Mist. Er hatte vergessen, die Nachricht wieder zuzumachen.
„Was hast du ihr denn für ein Angebot gemacht?" Sie deutete mit ihrer Gabel auf das Display und warf ihm dann einen herausfordernden Blick zu.
Na toll. Er hatte jetzt genau keine Lust darauf, Natalia die Details seines Dilemmas darzulegen.
„Nichts Bestimmtes. Ist jetzt auch nicht wichtig", sagte er ausweichend.
Natalia angelte sich mit ihrer Gabel eine Pfefferoni aus seiner Nudelbox. „Komm mir bloß nicht damit. Wenn eine Frau einem ihr bis vor kurzem unbekannten Lebensretter danach fragt, ob sein Angebot noch stünde, dann muss es wichtig sein. Und nach allem, was du mir über sie erzählt hast —, auch wenn ich mir sicher bin, du hast einen Haufen Sachen weggelassen — ist sie wohl noch immer in einer psychisch äußerst labilen Verfassung. Das würde ich nicht ignorieren an deiner Stelle." Sie ließ die Pfefferoni mit einem einzigen Flutsch zwischen ihren roten Lippen verschwinden.
„Und seit wann bist du denn jetzt auch Expertin in menschlicher Psychologie?"
Das wird ja immer besser. Jetzt analysiert sie auch schon ganz ungeniert in meinen Angelegenheiten rum.
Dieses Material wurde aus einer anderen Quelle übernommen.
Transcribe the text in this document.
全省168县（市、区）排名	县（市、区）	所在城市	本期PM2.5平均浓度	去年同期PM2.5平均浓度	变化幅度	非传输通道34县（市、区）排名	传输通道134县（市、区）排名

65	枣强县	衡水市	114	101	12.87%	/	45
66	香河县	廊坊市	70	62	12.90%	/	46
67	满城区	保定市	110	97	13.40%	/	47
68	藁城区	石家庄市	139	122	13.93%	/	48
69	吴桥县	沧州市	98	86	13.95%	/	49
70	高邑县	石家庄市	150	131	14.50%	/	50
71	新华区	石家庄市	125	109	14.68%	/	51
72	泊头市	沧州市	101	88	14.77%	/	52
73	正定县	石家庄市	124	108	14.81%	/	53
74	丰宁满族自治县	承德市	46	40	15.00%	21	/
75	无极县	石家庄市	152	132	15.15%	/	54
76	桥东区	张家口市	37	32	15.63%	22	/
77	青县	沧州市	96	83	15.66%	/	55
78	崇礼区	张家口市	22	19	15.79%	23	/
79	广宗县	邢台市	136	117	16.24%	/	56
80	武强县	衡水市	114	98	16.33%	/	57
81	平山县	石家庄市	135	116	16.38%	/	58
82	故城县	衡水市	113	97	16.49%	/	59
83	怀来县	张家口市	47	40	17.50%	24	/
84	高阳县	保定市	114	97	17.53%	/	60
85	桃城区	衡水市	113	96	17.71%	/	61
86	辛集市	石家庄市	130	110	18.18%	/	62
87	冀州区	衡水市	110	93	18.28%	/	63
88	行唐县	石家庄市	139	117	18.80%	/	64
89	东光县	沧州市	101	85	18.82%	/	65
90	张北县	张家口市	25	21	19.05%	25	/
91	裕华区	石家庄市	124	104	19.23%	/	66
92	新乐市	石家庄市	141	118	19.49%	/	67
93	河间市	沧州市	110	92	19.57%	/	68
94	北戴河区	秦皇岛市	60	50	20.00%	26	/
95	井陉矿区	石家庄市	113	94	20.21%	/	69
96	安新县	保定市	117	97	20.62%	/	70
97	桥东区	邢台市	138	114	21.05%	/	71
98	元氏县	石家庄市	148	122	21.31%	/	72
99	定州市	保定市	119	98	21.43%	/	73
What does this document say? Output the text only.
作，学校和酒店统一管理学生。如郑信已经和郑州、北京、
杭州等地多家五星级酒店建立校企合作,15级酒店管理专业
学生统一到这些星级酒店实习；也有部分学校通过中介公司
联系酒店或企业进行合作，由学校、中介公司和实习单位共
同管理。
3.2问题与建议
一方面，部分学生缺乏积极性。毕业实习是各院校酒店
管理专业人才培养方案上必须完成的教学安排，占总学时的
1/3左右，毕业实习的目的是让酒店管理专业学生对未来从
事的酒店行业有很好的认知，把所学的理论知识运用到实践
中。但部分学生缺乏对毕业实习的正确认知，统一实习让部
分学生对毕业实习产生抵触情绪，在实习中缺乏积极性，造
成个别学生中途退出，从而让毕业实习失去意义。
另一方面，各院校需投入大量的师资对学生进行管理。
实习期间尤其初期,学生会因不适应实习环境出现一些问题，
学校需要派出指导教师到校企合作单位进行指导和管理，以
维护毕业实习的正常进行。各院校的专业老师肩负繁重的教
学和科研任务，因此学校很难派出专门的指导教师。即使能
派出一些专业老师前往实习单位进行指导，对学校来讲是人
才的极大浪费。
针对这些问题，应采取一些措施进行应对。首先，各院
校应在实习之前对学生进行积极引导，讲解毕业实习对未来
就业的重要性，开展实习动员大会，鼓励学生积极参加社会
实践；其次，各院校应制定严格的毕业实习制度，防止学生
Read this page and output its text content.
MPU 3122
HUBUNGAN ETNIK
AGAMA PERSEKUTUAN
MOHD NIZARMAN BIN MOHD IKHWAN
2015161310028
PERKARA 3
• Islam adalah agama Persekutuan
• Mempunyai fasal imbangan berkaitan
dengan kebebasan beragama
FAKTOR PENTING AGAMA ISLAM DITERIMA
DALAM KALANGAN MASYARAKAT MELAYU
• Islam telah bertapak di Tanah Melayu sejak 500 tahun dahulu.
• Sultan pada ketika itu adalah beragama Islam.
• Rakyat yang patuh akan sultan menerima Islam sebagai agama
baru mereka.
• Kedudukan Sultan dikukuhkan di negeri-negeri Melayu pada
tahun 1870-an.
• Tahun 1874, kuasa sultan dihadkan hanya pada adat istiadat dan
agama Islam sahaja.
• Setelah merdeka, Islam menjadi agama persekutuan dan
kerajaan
Sie zuckte mit einer Schulter. „Ich bin fast so alt wie du, Armand, und ich bin eine weibliche Göttin." Sie beschrieb mit ihrer Gabel kleine Kreise vor ihrer Brust. „Ich kenne mich da aus. Also, willst du ihr nicht wenigstens antworten? Wo hast du denn wieder deine Manieren? Die Nachricht ist jetzt schon über eine Stunde her. Wer weiß, was sie mittlerweile angestellt hat. Willst du etwa zulassen, dass sie sich wieder etwas antut? Dann hast du Mr. Zs Wut für nichts und wieder nichts riskiert."
Seine Kehle schnürte sich plötzlich zu. Natalia sprach genau das aus, was er selbst nichtmal zu denken gewagt hatte. Den einen Gedanken, den er weggeschoben hatte, um sich vor einer Entscheidung drücken zu können.
Feigling. Genau das bist du, Armand.
Er stellte die Nudelbox samt Gabel auf den Tisch und genehmigte sich einen langen Schluck Wein. Dann nahm er sein Smartphone und starrte es an, als hoffte er immer noch, es würde ihm seine unangenehme Entscheidung abnehmen. „Was soll ich ihr denn antworten? Ich kann hier nicht weg, auch wenn ich das möchte."
Er hasste sich selbst für seine Feigheit und Unentschlossenheit, aber wenn er sich am selben Tag noch einmal Mr. Zs Anordnung widersetzte, dann könnte er auch gleich seine Koffer packen und auf ewig von hier verschwinden.
„Du brauchst also jemanden, der dich kurzfristig auf der Erde vertritt und sich um deine Sylvia kümmert, sehe ich das richtig?"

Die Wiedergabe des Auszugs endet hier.